The particular error, pointed out for the first time in the appeal from the judgment of the Court of Common Pleas, is that the justice erred in charging the jury as follows: "Gentlemen of the Jury: You have heard the arguments and the evidence, pro and con. If you decide that the plaintiff has proved the allegations of his complaint, you should decide in his favor." It is now urged that the jury were instructed thereby to ignore the affirmative defenses set up in the answer. *Page 672

On the whole charge, the jury were invited to consider the evidence and the arguments, and to find whether the plaintiff had proved his complaint, or the defendant was right in his "requests" to charge. If the reference had been to the defendant's "answer," instead of to the defendant's requests to charge, no complaint could be made; and the only point in which the requests to charge fail to cover the defenses set up in the answer, is in respect of the alleged express agreement in the nature of a lease, between the cestui que trust and the defendant. As to the existence of such an agreement there was a sharp conflict of testimony between Erle Morgan and the defendant, and it is unreasonable to suppose that the jury understood that they were to ignore that branch of the defendant's case, for they had been told to consider the evidence, and in their verdict they said they had carefully considered it.

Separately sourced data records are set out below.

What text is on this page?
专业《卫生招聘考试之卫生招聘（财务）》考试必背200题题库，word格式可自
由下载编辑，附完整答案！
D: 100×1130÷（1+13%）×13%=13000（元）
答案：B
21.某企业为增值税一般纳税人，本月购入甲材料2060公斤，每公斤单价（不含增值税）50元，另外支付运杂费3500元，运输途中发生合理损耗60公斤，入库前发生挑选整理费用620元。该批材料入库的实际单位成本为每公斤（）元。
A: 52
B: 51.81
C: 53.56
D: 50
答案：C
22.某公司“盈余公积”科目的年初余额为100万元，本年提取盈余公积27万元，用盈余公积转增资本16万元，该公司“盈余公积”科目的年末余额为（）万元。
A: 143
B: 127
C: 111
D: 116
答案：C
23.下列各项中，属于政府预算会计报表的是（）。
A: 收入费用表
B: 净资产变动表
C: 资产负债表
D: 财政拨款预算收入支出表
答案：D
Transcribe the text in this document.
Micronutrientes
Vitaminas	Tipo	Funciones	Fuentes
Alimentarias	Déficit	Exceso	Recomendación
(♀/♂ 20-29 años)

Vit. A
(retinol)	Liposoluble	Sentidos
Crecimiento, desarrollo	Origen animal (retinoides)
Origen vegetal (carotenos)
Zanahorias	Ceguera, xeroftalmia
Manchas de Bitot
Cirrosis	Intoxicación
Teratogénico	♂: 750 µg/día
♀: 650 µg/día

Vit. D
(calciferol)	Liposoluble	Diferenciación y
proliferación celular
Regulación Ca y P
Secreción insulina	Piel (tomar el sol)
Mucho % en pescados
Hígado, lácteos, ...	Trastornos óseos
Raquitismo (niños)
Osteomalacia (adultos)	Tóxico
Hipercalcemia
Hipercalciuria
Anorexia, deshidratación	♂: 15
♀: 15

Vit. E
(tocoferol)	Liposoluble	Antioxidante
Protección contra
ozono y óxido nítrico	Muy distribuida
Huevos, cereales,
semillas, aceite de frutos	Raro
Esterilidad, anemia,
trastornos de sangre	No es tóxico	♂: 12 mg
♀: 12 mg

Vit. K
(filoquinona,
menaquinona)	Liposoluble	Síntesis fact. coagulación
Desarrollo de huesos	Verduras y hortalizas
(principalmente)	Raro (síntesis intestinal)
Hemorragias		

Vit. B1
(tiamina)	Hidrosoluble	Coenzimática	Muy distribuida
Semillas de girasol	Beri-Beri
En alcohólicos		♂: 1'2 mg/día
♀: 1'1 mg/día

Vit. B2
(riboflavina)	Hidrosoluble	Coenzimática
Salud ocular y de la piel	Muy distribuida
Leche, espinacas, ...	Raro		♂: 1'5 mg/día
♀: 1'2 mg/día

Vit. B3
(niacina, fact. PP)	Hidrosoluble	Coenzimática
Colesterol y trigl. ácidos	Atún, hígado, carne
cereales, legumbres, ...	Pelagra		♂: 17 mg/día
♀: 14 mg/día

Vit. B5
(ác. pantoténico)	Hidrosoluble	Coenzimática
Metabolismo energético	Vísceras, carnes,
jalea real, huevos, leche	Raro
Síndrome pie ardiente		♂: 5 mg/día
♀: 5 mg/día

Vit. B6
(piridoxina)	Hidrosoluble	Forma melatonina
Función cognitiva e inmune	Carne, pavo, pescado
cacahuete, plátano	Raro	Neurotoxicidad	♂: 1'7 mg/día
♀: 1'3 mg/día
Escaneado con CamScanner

In referring to this alleged express agreement as the only point in which the requests to charge failed to cover the defenses set up in the answer, we do not overlook the allegation that the defendant has been at all times ready and willing to pay rent due the estate, and that the trustee has refused to receive it. In view of the other allegations of the answer, the offer to pay rent to the trustee must be understood as an offer to pay rent to him up to September, 1914, when Erle Morgan became twenty-five years old. After that date the answer alleges a contract to pay the rent due and to become due to Erle Morgan. In other words, the whole defense set up in the answer hangs on the theory that as soon as the cestui que trust reached that age he became capable of contracting as lessor of the premises, and that the defendant was entitled to remain in possession of the premises by virtue of an express or implied contract to that effect with the cestui que trust.

Another objection is to the form of the verdict, *Page 673 which was as follows: "After careful consideration of the evidence in the case, we find judgment in favor of the plaintiff." We think this amounts to a general verdict for the plaintiff on the only controlling issue of fact in the case, namely, whether the defendant was in possession under an express contract with the beneficial owner. Although original in form, the verdict is intelligible, and no particular form of verdict is required by our law, except in the case of special verdicts provided for in § 757 of the General Statutes.

The claim that the justice erred in allowing counsel to read from, and in permitting to go to the jury-room, a document not marked as an exhibit in the cause, is without substance, for the bill of exceptions shows that the document was offered and admitted in evidence, and that the failure to mark it as an exhibit was through inadvertence.

The exceptions relating to the justice presiding over the second trial of the case after the first trial had resulted in a disagreement, and to the admission of the deposition of Hart, trustee, were abandoned at the argument.

This disposes of all the assignments of error pursued on the brief.

There is no error.

In this opinion the other judges concurred.